Training employed a masked‑language‑model style objective where the model learns to reconstruct future target values and quantiles given a context window of up to 8 192 timesteps. The group‑attention mask enables the model to simultaneously learn intra‑series patterns and inter‑series relationships, a key factor behind its zero‑shot capability.
Compute requirements were modest for a foundation model of this size: the authors report training on a cluster of 8 × NVIDIA A100 40 GB GPUs for roughly 48 hours, using mixed‑precision (FP16) to keep memory usage low. The final checkpoint is released as a safetensors file for safe loading.
Fine‑tuning is supported through the chronos‑forecasting library. Users can load the base checkpoint with Chronos2Pipeline.from_pretrained and continue training on a domain‑specific dataset, optionally adding custom covariate embeddings.

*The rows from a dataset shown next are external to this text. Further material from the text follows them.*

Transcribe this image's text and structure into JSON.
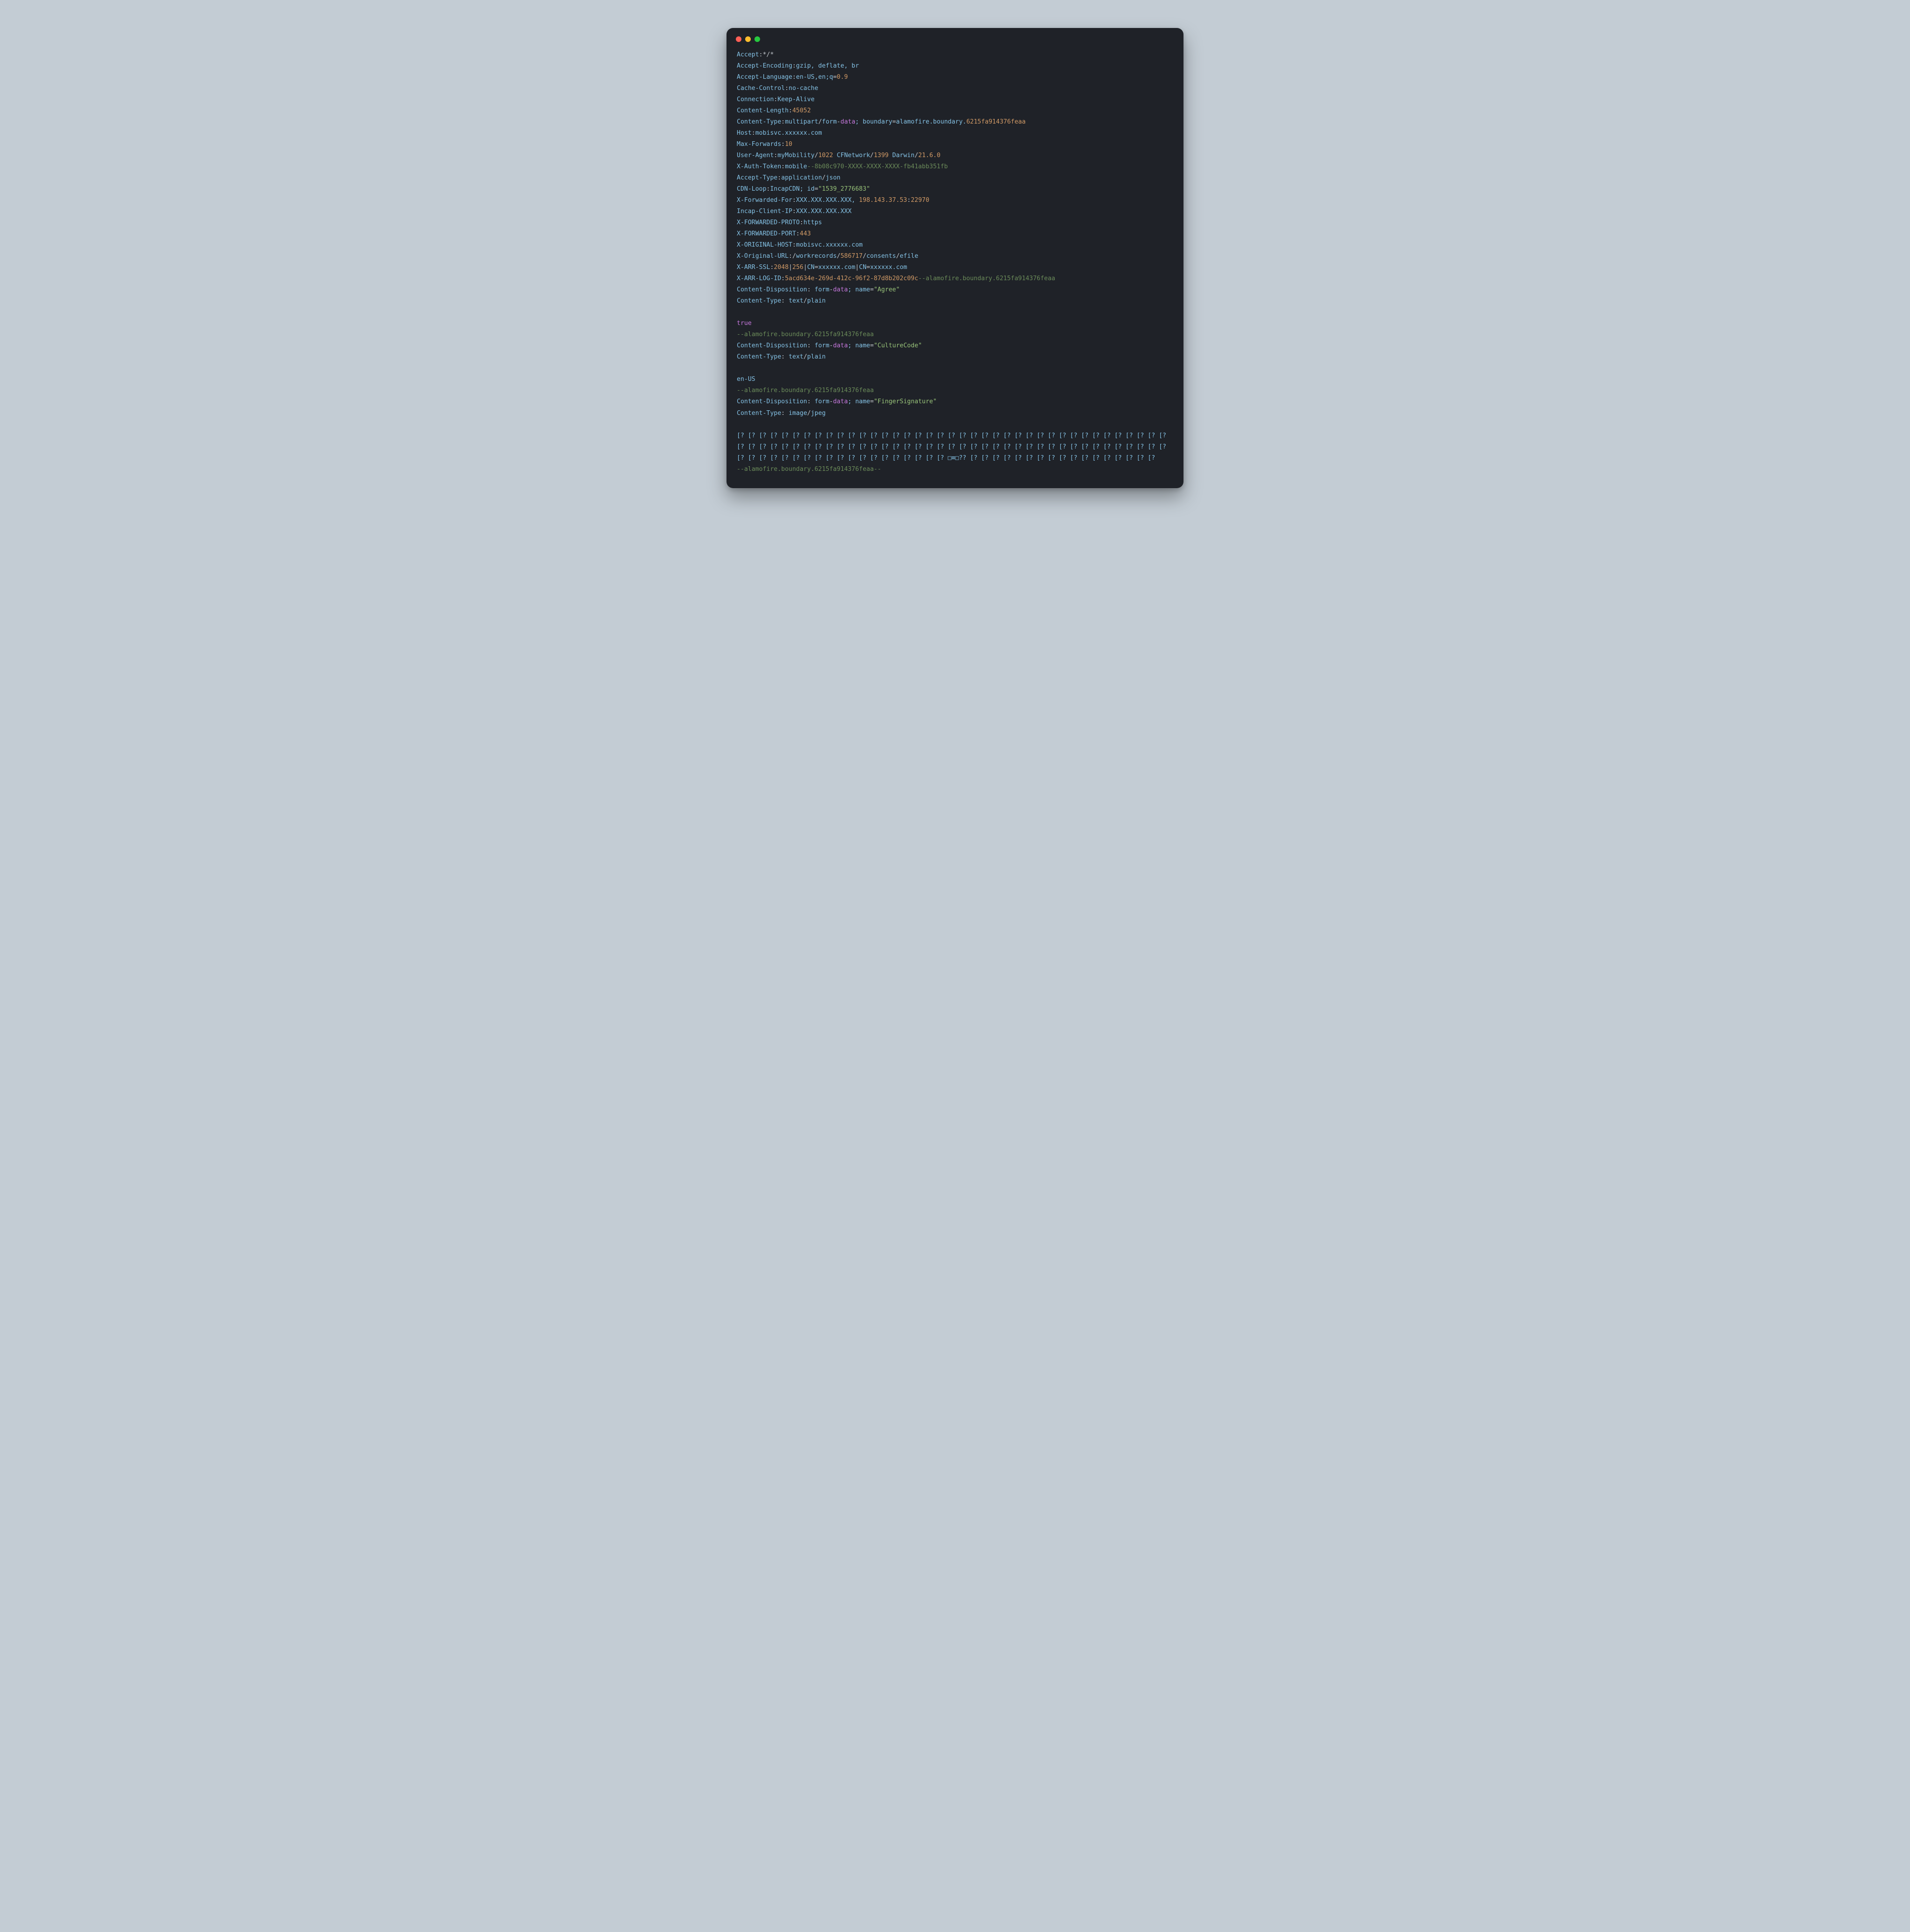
{
  "headers": {
    "accept_k": "Accept",
    "accept_v": "*/*",
    "accenc_k": "Accept-Encoding",
    "accenc_v": "gzip, deflate, br",
    "acclang_k": "Accept-Language",
    "acclang_v1": "en-US,en;q",
    "acclang_eq": "=",
    "acclang_v2": "0.9",
    "cache_k": "Cache-Control",
    "cache_v": "no-cache",
    "conn_k": "Connection",
    "conn_v": "Keep-Alive",
    "clen_k": "Content-Length",
    "clen_v": "45052",
    "ctype_k": "Content-Type",
    "ctype_v1": "multipart",
    "ctype_v2": "form",
    "ctype_v3": "data",
    "ctype_v4": "; boundary",
    "ctype_v5": "alamofire.boundary.",
    "ctype_v6": "6215fa914376feaa",
    "host_k": "Host",
    "host_v": "mobisvc.xxxxxx.com",
    "maxfwd_k": "Max-Forwards",
    "maxfwd_v": "10",
    "ua_k": "User-Agent",
    "ua_v1": "myMobility",
    "ua_v2": "1022",
    "ua_v3": " CFNetwork",
    "ua_v4": "1399",
    "ua_v5": " Darwin",
    "ua_v6": "21.6.0",
    "xauth_k": "X-Auth-Token",
    "xauth_v1": "mobile",
    "xauth_v2": "--8b08c970-XXXX-XXXX-XXXX-fb41abb351fb",
    "acctype_k": "Accept-Type",
    "acctype_v1": "application",
    "acctype_v2": "json",
    "cdn_k": "CDN-Loop",
    "cdn_v1": "IncapCDN; id",
    "cdn_v2": "\"1539_2776683\"",
    "xff_k": "X-Forwarded-For",
    "xff_v1": "XXX.XXX.XXX.XXX, ",
    "xff_v2": "198.143.37.53",
    "xff_v3": "22970",
    "incap_k": "Incap-Client-IP",
    "incap_v": "XXX.XXX.XXX.XXX",
    "xproto_k": "X-FORWARDED-PROTO",
    "xproto_v": "https",
    "xport_k": "X-FORWARDED-PORT",
    "xport_v": "443",
    "xohost_k": "X-ORIGINAL-HOST",
    "xohost_v": "mobisvc.xxxxxx.com",
    "xourl_k": "X-Original-URL",
    "xourl_v1": "workrecords",
    "xourl_v2": "586717",
    "xourl_v3": "consents",
    "xourl_v4": "efile",
    "xarrssl_k": "X-ARR-SSL",
    "xarrssl_v1": "2048",
    "xarrssl_v2": "256",
    "xarrssl_v3": "CN",
    "xarrssl_v4": "xxxxxx.com",
    "xarrlog_k": "X-ARR-LOG-ID",
    "xarrlog_v1": "5acd634e-269d-412c-96f2-87d8b202c09c",
    "xarrlog_v2": "--alamofire.boundary.6215fa914376feaa"
  },
  "parts": {
    "cd": "Content-Disposition",
    "ct": "Content-Type",
    "fd": " form",
    "data": "data",
    "name": "; name",
    "tp": "text",
    "plain": "plain",
    "img": "image",
    "jpeg": "jpeg",
    "agree": "\"Agree\"",
    "culture": "\"CultureCode\"",
    "finger": "\"FingerSignature\"",
    "true": "true",
    "enus": "en-US",
    "boundary": "--alamofire.boundary.6215fa914376feaa",
    "boundary_end": "--alamofire.boundary.6215fa914376feaa--",
    "bin1": "[? [? [? [? [? [? [? [? [? [? [? [? [? [? [? [? [? [? [? [? [? [? [? [? [? [? [? [? [? [? [? [? [? [? [? [? [? [? [? [? [? [? [? [? [? [? [? [? [? [? [? [? [? [? [? [? [? [? [? [? [? [? [? [? [? [? [? [? [? [? [? [? [? [? [? [? [? [? [? [? [? [? [? [? [? [? [? [? [? [? [? [? [? [? [? [? [? □≡□?? [? [? [? [? [? [? [? [? [? [? [? [? [? [? [? [? [?"
  },
  "punc": {
    "colon": ":",
    "slash": "/",
    "dash": "-",
    "eq": "=",
    "pipe": "|",
    "dot6": "6"
  }
}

The library handles the quantile loss and context‑window management automatically.
Licensing Information
The README lists the model’s license as Apache‑2.0. This permissive licence grants you the right to use, modify, distribute, and commercialise the model and any derivative works, provided you retain the original copyright notice and include a copy of the licence.
Key points for commercial users:
- You may embed Chronos‑2 in SaaS products, on‑premise analytics platforms, or edge devices without paying royalties.
- Any modifications (e.g., fine‑tuned weights) must also be distributed under Apache‑2.0 if you choose to share them publicly.
- Attribution is required: a clear statement such as “Chronos‑2 © Amazon, licensed under Apache‑2.0” must accompany the model.
- No trademark or endorsement rights are granted; you cannot imply that Amazon endorses your commercial offering unless you obtain separate permission.
If you encounter a discrepancy between the “unknown” license tag on the Hugging Face hub and the Apache‑2.0 notice in the README, the latter is the authoritative source. Always keep a copy of the licence file (found in the repository) in your distribution package.